Having used his own free time to investigate these disappearances for several years, Capt. Lewis suspects a cult of killers who ingratiate themselves in small numbers into merchants’ caravans along the road, then murder their victims with a silk cord, burying the remains off the highway. Capt. Connaught-Smith doesn’t believe that a conspiracy of that magnitude could exist, ignores Lewis’ report, and puts himself and, by extension, the entire empire at risk. In an attempt to rescue the stubborn soldier, Lewis himself would face death but for the marginally motivated help of a thug who decides to make amends for his past crimes.
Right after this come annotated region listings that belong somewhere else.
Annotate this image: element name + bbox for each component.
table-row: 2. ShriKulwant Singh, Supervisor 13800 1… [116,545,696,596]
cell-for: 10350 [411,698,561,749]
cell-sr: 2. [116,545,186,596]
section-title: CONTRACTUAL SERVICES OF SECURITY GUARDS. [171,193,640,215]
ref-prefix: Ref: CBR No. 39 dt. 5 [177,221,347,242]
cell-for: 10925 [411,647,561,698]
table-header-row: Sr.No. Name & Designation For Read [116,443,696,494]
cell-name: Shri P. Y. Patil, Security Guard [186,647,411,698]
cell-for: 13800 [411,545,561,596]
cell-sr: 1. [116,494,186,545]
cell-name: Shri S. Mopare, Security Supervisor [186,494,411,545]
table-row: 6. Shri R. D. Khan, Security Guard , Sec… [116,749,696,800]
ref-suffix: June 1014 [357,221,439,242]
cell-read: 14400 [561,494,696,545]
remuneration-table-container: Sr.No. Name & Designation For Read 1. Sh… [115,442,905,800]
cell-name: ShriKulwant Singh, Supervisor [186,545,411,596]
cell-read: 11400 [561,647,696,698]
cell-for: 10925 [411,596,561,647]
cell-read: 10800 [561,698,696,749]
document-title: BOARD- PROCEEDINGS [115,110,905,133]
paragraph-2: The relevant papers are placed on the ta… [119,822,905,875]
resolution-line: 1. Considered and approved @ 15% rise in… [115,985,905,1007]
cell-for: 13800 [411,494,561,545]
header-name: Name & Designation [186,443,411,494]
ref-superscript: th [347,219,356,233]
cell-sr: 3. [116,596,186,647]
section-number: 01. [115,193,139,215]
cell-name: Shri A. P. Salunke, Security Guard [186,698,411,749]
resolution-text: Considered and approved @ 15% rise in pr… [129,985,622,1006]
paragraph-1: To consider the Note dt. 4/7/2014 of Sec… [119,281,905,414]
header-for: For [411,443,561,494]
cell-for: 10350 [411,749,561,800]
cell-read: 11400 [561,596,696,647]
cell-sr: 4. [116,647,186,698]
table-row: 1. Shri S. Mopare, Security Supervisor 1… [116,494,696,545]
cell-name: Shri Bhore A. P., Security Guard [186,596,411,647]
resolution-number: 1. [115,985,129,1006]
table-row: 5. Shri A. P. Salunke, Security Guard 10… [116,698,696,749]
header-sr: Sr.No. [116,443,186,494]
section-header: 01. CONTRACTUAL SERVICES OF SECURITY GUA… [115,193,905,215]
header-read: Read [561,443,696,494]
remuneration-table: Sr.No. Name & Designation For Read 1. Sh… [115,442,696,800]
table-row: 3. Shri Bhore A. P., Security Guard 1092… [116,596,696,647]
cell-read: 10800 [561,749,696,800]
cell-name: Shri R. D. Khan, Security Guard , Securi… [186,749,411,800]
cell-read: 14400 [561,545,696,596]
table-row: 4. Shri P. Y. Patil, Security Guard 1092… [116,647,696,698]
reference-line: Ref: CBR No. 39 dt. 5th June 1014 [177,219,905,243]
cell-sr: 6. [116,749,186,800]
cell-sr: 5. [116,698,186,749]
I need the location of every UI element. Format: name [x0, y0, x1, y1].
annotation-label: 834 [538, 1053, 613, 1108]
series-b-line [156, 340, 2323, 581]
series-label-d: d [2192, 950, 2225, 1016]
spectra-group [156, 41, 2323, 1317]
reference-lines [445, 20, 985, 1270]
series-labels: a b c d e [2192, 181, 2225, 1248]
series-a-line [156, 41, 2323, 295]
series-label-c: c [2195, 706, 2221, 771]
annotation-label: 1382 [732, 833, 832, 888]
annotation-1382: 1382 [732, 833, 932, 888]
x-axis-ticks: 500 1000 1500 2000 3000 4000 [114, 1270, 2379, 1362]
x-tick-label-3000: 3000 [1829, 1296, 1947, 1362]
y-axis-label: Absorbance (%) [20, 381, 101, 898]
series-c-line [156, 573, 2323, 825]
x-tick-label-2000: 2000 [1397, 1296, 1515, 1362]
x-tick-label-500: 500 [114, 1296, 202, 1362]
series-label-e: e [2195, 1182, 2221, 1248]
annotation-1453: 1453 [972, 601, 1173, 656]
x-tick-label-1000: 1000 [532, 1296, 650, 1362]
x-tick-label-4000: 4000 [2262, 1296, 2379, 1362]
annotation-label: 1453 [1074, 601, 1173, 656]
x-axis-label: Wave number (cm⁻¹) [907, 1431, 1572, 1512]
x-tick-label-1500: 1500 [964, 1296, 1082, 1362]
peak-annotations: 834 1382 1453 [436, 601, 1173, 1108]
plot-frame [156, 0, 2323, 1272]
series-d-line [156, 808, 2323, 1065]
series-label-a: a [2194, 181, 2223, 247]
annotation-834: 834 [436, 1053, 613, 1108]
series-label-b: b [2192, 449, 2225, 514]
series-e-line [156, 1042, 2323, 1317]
The movie clocks in at a swift 81 minutes, and very little of that time is spent in back story or explanation. Either the audience was expected to know about the cult of Kali, or director Terence Fisher and writer David Goodman assumed that everyone knew Orientals were capable of the most insane horrors and no time needed to be spent pointing that out.
And yet, for all its captures and escapes, the film builds very little sense of urgency. We keep expecting a grand confrontation between an army of thugs and an army of Army, but it never happens. Even the final combat between Lewis and the High Priest is over in a snap. One of the villains gets tossed onto a burning funeral pyre, and he just screams once then lies there. At this last moment, Fisher makes no attempt whatever to disguise the fact that he’s working with a relatively small cast for an historical epic.
But the picture is fun and a sly reminder that movies made essentially for kids can get away with almost anything. Even very little.